にゃんにゃん探偵チャーリーの冒険 ~昔の女・第4章~

 この世でもっとも不気味な表情って、笑顔なんだと思います。もちろん、ちゃんとした笑顔じゃなくて〝作り笑顔〟のことです。

 本来なら笑顔って、人と人とのあいだをつなぐサインであって、親しさとか、ちょっとした安心感を伝えるもののはずです。でも、それが作りものとして浮かび上がったとき、笑顔はむしろ、いちばん怖いマスクに変わってしまいます。とくに精神的に不安定な人の顔にそれが張りついたとき、その笑みは「親しみの記号」じゃなくて、「狂気の象徴」みたいなものとして現れるでしょう。しかも、それが老女だったとしたら、それはもうホラーです。

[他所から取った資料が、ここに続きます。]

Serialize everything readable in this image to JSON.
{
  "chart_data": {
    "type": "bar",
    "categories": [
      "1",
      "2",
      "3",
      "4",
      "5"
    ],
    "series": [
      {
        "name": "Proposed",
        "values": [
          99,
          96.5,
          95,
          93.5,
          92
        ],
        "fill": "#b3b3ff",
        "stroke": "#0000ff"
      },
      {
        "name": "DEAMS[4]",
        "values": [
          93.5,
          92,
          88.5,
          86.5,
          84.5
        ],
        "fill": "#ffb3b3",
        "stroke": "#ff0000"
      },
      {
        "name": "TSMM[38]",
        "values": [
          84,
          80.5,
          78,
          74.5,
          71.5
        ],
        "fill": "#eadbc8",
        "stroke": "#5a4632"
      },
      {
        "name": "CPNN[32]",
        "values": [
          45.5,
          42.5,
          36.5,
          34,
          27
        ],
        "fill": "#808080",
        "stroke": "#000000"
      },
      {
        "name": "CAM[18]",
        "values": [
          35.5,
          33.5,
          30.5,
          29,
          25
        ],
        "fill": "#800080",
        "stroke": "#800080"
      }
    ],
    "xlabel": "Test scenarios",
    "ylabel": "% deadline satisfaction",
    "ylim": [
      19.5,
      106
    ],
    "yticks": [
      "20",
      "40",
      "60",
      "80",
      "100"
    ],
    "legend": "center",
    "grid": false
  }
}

 伝統芸能の能には「狂女物」というジャンルがあります。『隅田川』という演目では、子を探して川辺をさまよう狂女(シテ)が出てきます。舟渡し(ワキ)は彼女に「おもしろく狂って見せよ」と言います。ここでいう狂気は、ただの心理状態じゃない。観客に向けて演じられる、ひとつの「記号」です。

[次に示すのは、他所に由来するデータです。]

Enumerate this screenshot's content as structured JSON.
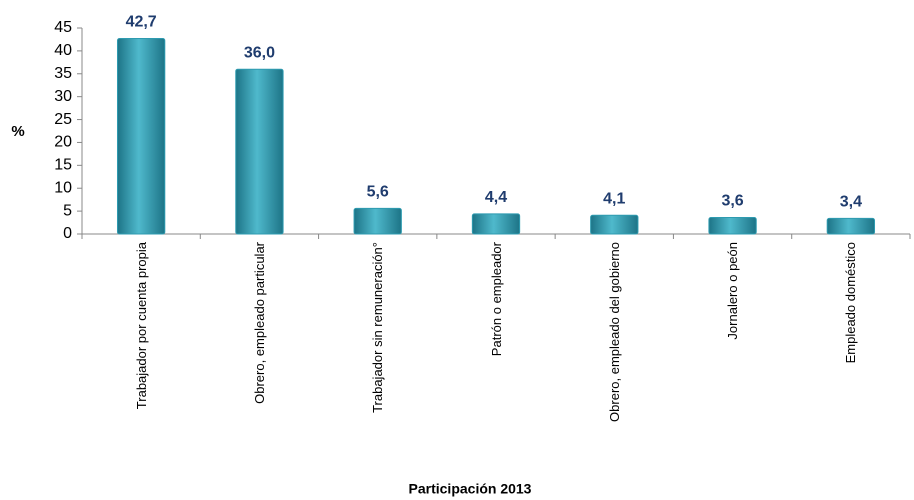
{
  "chart_data": {
    "type": "bar",
    "categories": [
      "Trabajador por cuenta propia",
      "Obrero, empleado particular",
      "Trabajador sin remuneración°",
      "Patrón o empleador",
      "Obrero, empleado del gobierno",
      "Jornalero o peón",
      "Empleado doméstico"
    ],
    "values": [
      42.7,
      36.0,
      5.6,
      4.4,
      4.1,
      3.6,
      3.4
    ],
    "value_labels": [
      "42,7",
      "36,0",
      "5,6",
      "4,4",
      "4,1",
      "3,6",
      "3,4"
    ],
    "color": "#2e9bb0",
    "ylabel": "%",
    "xlabel": "Participación 2013",
    "ylim": [
      0,
      45
    ],
    "yticks": [
      0,
      5,
      10,
      15,
      20,
      25,
      30,
      35,
      40,
      45
    ]
  }
}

 で、現代政治を見ていると、僕はたまにそのときと同じ種類の身震いを覚えます。たとえば自民党総裁選の映像で、高市早苗候補が笑うとき。その笑顔は、親しみとか安心を伝えるものじゃない。むしろ『隅田川』の狂女の身振りみたいに、国民に向けて差し出された狂気として僕に迫ってきます。

 こういう感覚を持つ人って、たぶん僕ひとりじゃないと思うんですよね。あっ、どうも岩崎(チャーリーの飼い主)です。